By Chris Reinolds
Composting can be as simple or as complicated as you make it. From piling green and brown things in a corner of the yard
to buying that perfect compost bin, you’ll generate the same end result. Those of us who turn and nurture our piles can expect more compost in a faster time period, but regardless our gardens will benefit from a little or a lot.
There are a variety of containers and methods to composting. They include:
- Plastic bins/barrels.
- Wire mesh enclosures and loose piles.
- Worm composters.
- Indoor composters, even motorized filter composters.
Gardening experts lean toward the simpler methods of piles and outdoor enclosures. Closed systems require more turning because there isn’t as much air and water.
The enclosures and bins are mainly to prevent rodents and other animals from getting into the compost, which may be more of a concern in dense urban areas. Homeowners in the suburbs or rural areas can use compost piles without much animal interference.
If you use the pile method, experts say to add dry materials around the outside of the pile to reduce smells.
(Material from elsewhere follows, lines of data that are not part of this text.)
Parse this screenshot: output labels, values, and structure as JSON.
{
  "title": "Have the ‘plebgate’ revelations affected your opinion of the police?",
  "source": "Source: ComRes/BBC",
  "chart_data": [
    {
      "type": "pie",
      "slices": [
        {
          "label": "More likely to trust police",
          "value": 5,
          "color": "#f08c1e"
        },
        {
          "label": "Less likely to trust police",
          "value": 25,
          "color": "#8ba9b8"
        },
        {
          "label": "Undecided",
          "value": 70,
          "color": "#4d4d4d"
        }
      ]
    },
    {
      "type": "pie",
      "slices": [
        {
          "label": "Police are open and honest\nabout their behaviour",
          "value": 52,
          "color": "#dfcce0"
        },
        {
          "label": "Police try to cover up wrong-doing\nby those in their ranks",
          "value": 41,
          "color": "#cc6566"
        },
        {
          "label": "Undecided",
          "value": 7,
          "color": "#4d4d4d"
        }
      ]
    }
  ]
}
Sam Hartman, program coordinator for The Ecology Center of San Francisco, suggests a simple approach. Begin with a 3 foot by 3 foot square area in your yard. Enclose it with wood posts and wire mesh.
The University of Missouri extension service provides illustrations and instructions this type of compost pile, and others, including using an old barrel to make a spinning composter. The churnable composter will work more quicker.
But because it may be easier to stick with a looser routine, many gardeners say stick close to the ground with this earthy process. Like Hartman, Georgia gardening expert, author and television show host Walter Reeves also advocates simplicity. He suggests homeowners pile compost in the corner of their yard where two fences intersect.
But Reeves cautions gardeners not to rely solely on compost to create a bountiful harvest. Make sure to add soil conditioners to your garden beds.
“(Compost) is a component of your garden, but it will not produce the volume to satisfy all your needs. Adding compost to the soil is gonna really jump start the flower bed or vegetable process,” he added.
After you’ve secured a container, you’ll need a pitchfork or large stick and a pail to collect kitchen scraps.
Once you start collecting food scraps, you may want to make a small investment in a composting pail. These pails, which include carbon filters to destroy any smells, are pretty enough to sit on your kitchen counter and start around $20. Some choices can be found at Gardeners.com, or any of a dozen gardening supply stores online.
Clean Air Gardening offers a bamboo scrap pail with a place for charcoal filters in the lid, a nice combination of design and sustainable materials.